This Pup Was Gassed Up To Watch Some Venus Vs. Serena
Couple quick points before we get started here. 1) People who film their dogs doing funny stuff need to learn how to shut the fuck up. We came here to watch your puppy, guy. We didn’t come for your shitty narration and little quips. 2) Judging by that accent, I’m gonna go with Minnesota or maybe one of the Dakotas. Guess t’s not his fault he doesn’t understand internet etiquette. 3) Big fan of giving dogs human names. George is an A+ dog name.

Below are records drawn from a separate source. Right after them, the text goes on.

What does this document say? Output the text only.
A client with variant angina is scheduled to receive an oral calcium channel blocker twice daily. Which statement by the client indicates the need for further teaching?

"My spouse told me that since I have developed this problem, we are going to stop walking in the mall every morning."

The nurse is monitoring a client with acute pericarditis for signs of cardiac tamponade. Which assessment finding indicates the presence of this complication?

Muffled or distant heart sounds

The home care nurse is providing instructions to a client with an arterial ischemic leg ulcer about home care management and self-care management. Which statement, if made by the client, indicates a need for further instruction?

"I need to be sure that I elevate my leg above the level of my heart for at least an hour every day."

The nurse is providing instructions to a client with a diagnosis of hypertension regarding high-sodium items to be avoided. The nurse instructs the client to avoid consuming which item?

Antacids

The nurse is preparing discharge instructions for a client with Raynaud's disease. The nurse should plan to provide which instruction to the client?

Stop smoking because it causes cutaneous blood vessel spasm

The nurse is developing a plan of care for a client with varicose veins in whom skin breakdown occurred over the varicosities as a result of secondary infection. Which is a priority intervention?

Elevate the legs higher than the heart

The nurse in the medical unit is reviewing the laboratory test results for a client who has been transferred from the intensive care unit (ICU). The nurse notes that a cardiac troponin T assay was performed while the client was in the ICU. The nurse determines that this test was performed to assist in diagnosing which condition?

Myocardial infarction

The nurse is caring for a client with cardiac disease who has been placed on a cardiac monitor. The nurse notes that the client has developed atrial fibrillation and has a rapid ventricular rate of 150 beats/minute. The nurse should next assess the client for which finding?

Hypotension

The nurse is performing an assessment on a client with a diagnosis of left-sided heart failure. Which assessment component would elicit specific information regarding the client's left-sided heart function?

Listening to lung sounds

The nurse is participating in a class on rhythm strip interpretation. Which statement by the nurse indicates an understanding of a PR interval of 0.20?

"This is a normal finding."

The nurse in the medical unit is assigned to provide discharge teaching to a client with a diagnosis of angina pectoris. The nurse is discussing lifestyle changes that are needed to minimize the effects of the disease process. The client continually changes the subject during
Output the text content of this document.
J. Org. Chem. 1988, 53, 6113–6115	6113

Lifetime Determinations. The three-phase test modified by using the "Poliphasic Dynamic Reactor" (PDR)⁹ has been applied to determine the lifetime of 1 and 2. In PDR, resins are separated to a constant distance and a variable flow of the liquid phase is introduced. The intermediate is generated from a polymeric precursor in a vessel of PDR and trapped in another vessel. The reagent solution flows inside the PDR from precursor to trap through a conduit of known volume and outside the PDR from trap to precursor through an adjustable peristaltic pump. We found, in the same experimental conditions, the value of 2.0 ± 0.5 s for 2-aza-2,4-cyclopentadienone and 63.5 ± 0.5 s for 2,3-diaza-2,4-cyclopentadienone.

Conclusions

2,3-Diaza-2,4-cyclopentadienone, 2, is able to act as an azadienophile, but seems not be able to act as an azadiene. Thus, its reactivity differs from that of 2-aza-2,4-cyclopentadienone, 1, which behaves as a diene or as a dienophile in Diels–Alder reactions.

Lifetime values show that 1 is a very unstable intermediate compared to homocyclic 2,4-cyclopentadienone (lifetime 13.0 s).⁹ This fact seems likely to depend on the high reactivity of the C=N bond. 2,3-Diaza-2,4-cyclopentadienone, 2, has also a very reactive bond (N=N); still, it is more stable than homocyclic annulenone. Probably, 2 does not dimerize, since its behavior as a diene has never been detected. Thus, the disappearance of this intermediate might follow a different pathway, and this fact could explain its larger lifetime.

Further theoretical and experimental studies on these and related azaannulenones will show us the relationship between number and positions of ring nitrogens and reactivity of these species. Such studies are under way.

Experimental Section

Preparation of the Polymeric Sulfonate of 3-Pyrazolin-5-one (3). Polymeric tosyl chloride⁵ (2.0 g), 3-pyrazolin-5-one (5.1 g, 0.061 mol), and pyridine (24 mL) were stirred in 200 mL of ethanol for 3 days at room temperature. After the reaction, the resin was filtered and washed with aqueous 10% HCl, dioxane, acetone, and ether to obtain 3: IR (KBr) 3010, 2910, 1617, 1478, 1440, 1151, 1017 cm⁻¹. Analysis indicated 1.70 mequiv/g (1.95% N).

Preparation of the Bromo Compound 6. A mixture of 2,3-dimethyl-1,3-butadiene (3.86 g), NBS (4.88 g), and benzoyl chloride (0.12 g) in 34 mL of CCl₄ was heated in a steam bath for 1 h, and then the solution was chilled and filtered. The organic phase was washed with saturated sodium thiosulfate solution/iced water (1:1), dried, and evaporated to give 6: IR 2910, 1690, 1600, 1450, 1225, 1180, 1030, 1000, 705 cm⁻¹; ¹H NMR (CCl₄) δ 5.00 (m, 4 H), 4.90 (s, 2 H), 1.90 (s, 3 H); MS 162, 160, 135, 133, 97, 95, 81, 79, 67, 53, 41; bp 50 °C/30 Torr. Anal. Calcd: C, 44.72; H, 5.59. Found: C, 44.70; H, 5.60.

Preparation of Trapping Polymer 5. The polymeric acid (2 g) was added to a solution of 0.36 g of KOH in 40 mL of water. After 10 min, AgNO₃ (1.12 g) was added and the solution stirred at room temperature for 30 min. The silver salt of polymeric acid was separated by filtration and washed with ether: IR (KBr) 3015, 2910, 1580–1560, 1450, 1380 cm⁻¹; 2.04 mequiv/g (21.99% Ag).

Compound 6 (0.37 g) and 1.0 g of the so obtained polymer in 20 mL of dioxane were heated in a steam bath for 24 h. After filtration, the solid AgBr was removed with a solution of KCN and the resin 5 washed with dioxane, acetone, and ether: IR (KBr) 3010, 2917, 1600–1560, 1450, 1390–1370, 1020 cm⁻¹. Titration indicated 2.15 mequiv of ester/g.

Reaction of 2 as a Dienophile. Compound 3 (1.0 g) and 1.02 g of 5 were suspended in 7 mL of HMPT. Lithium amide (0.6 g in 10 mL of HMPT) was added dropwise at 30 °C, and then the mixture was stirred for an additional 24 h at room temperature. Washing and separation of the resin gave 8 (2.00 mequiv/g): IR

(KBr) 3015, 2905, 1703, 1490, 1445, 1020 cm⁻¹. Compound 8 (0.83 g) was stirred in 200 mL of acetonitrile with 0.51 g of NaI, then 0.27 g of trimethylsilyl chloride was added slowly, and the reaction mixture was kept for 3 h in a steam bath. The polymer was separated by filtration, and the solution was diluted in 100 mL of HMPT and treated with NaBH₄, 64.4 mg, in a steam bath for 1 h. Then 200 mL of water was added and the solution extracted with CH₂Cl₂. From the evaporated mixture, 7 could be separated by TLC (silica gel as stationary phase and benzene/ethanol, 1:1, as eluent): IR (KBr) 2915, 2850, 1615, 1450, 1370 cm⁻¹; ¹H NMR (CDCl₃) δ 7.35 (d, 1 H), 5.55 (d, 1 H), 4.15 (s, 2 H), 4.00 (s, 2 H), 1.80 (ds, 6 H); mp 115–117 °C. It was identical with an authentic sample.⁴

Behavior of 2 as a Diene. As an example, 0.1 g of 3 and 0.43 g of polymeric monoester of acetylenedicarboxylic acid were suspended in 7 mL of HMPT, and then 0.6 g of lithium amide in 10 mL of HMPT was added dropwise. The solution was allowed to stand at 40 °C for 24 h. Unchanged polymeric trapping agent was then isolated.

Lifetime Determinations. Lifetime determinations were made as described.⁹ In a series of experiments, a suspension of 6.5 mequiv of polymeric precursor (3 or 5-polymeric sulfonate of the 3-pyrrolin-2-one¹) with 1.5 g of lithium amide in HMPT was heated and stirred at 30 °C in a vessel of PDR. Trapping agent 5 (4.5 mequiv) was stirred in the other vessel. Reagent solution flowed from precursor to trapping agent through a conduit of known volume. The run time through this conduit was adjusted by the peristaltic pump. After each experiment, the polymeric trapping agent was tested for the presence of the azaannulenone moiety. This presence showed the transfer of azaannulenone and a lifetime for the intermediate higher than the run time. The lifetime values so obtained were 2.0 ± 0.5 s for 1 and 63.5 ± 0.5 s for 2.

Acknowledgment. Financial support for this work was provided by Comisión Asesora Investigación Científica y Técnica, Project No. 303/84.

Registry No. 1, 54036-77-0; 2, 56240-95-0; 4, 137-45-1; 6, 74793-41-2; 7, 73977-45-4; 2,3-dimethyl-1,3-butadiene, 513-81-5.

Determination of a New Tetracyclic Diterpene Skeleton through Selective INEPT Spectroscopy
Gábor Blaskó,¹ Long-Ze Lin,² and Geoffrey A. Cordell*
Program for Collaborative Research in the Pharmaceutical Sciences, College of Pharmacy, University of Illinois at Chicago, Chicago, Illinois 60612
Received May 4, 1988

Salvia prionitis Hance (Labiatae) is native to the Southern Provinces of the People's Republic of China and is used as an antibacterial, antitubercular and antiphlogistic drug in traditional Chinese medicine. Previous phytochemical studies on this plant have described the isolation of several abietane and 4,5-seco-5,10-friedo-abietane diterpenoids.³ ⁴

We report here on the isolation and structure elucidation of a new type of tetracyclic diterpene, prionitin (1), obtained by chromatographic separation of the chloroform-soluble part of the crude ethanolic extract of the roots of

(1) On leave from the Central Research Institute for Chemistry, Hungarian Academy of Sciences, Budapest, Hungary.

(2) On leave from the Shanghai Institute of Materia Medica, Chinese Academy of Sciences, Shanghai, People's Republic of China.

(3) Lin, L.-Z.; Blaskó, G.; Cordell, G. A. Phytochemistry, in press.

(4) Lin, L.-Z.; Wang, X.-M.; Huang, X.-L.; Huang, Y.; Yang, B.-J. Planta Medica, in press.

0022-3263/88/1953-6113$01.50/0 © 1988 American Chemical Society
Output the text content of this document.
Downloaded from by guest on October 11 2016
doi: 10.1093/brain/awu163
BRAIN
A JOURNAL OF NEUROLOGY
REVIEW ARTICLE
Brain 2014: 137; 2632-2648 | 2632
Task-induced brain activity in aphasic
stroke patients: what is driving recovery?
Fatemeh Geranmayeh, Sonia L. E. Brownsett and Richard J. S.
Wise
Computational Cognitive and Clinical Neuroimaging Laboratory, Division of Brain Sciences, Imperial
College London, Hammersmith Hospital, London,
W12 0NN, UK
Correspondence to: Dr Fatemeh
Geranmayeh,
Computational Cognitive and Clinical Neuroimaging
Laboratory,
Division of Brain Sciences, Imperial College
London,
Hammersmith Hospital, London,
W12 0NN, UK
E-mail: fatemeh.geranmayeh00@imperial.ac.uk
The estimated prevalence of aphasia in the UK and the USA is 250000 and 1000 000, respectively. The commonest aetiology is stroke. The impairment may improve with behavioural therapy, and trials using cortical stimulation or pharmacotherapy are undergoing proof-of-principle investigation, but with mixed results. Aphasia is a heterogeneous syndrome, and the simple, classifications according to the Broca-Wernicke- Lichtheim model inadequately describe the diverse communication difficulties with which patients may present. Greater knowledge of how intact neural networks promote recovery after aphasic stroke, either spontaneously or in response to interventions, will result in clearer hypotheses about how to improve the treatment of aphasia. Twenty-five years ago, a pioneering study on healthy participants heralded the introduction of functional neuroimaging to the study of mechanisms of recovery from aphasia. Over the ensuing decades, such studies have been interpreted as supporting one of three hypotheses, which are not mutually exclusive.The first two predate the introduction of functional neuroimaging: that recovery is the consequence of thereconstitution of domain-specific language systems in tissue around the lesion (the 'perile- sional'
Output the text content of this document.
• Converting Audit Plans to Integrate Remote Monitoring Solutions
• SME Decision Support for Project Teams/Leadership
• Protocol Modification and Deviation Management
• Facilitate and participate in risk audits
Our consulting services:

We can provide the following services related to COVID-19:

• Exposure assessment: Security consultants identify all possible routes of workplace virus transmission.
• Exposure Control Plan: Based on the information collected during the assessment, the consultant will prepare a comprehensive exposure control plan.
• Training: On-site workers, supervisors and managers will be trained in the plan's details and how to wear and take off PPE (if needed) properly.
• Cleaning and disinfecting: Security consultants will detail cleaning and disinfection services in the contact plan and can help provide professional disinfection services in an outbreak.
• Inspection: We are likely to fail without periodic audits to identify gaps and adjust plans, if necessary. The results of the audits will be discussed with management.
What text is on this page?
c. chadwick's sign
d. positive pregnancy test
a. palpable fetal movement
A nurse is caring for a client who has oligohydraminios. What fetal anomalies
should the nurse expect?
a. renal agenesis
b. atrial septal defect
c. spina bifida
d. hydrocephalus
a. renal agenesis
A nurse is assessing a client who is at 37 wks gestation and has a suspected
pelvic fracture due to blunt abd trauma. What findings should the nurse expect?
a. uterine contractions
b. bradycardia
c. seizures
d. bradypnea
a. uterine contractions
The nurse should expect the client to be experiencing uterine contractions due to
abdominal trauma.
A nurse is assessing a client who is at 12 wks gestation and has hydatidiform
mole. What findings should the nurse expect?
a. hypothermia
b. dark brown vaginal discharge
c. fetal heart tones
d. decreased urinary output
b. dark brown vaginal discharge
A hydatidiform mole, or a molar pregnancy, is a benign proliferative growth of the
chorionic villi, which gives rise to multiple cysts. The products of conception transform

Okay so now that that’s all out of the way, this right here is exactly why having an awesome dog is a million times better than having a girlfriend. I’m gonna go out on a limb there and say the dog doesn’t know the rules of tennis. But guess what? He loves it anyway. He’s just there for the action, boss. Balls are flying around, there’s a ton of back-and-forth on the screen, it’s fast paced. If you’re watching tennis with a girlfriend, chances are you’re going to have to explain everything to her. She’s going to ask why the scoring goes from 0 to 15 to 30 to 40. She’s going to ask how many games you have to win to win the set. She’s going to ask how many sets you have to win to win the match. The entire experience is going to be ruined. But when you’re watching it with your pup? Well then it’s party time. He’s loving it, you’re loving it, you’re just broing out and having a day watching Women’s Quarterfinals action at the US Open because that’s just guys being dudes.
P.S. – This isn’t the first time we’ve seen George before. This pup just eats, sleeps and breathes sports. Love George to death. Need him in my life.